Oh, and I adore this site-- it is so useful!!


----------



## Cha

Déjà s'utilise pour la forme affirmative. "Es -tu déjà allé à Paris" "Oui, je suis déjà allé à Paris".
Jamais s'utilise pour la form négative. "Non je ne suis jamais allé à Paris".

Explication sans doute incomplète!


----------



## Ollo

C'est en effet "déjà". As-tu jamais visité Paris peut se dire aussi mais c'est old-fashioned.

(In French you should say "Merci par avance")


----------



## Sharrow

Please could you tell me if *déjà* and *jamais* are always interchangeable, when they mean 'ever' ?

tu lui as déjà parlé ? / tu lui as jamais parlé ? - have you ever spoken to him ?

Thank you


----------



## pieanne

I'd say yes, they are...


----------



## Aristide

As I see it :

tu lui as déjà parlé ?
= did you tell him about it ?

ça t'est déjà arrivé de lui parler ? 
= have you ever spoken to him ?

Tu ne lui a jamais parlé ? 
= have you never spoken to him ?


----------



## pieanne

I think that, *to translate "ever",* you can use either "déjà" or "jamais".
The other uses of "déjà" and "jamais" are quite different


----------



## weefoot

I don't think they are always interchangeable.
The two questions are slightly different, at least in every day language, because you expect a different answer.
"Tu lui as jamais parlé ?" is understood as "So, you've never spoken to him ?"
whereas "tu lui as déjà parlé ?" is "Have you ever talked to him", or, according to the context, "have you talked to him, yet ?"


----------



## pieanne

In my opinion, "tu (ne) lui as jamais parlé?" doesn't correspond to "have you ever talked to him?"
The latter could be translated either by "lui as-tu jamais/déjà parlé" ( = une fois dans ta vie)


----------



## Aristide

Another try :

tu lui as jamais parlé ? (normal every day french)
= tu ne lui as jamais parlé ?
= have you never spoken to him ?

Lui as-tu jamais parlé ? (a sentence you could find in an old book)
= Lui as-tu déjà parlé ?
= have you ever spoken to him ?

--
Theoretically, "tu lui as jamais parlé ?" could be ambiguous

because you cannot be sure whether jamais is used as a negative (never) 
with the meaning: - tu ne lui as jamais parlé ?

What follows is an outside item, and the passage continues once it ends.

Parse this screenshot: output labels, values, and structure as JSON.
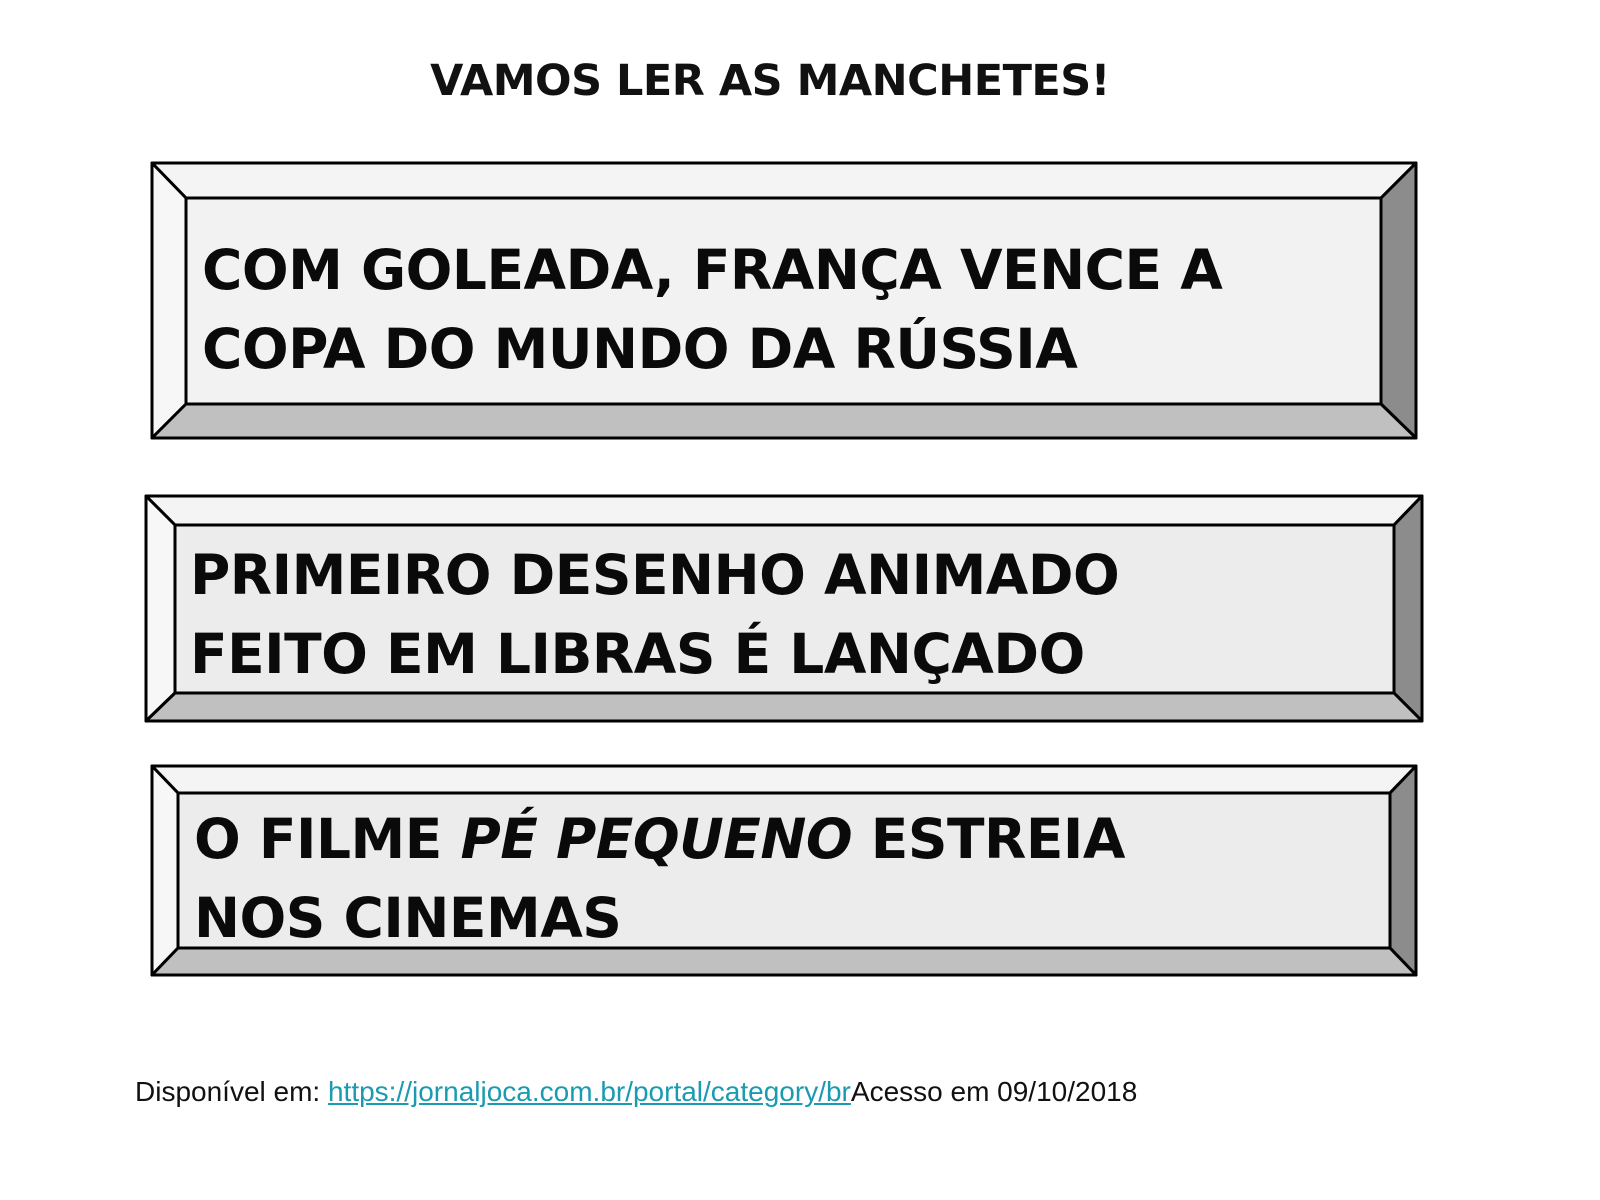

or whether jamais is used in the sense of ever, some time
with the meaning: - lui as-tu déjà parlé ?

However, in the real world, if you say "tu lui as jamais parlé ?"  in casual familiar conversation,
"jamais" will be understood as the contrary of déjà. It will mean NEVER.
(déjà means it has already been done at least once).
(never means it has never been done)

However, you could still say that jamais and never are interchangeable, because there isn't a huge difference between the 2 questions:  have you ever / have you never spoken to him ?


----------



## Malcolm X

I thought "jamais" was what French people normally used in such situations. I remember striking up a conversation with a Frenchman who was visiting my country. He immediately asked me, "Avez-vous jamais été en France ?" I would have expected him to say, "Avez-vous été en France ?" or "Avez-vous déjà été en France ?" though.


----------



## OLN

Il y a déjà plusieurs discussions sur ce sujet :
[…]
jamais / déjà - forum Français Seulement


----------



## Oddmania

Malcolm X said:


> "Avez-vous jamais été en France ?"


I must admit I can't imagine saying this. It sounds like a conversation between Hercule Poirot and Miss Lemon. A more natural alternative in everyday conversation would be _"Est-ce que vous êtes déjà allé en France ?"_. _Jamais_, combined with the inversion-style question, sounds very formal and literary (but charming) to me.


----------



## Malcolm X

Thank you so much! Now I know what French people say spontaneously and naturally: _Est-ce que vous êtes déjà allé en (name of country) ?_
Would _Est-ce que vous avez déjà été en (name of country) ?_ be just as natural and normal?


----------



## Oddmania

Yes, it comes down to the same thing.


----------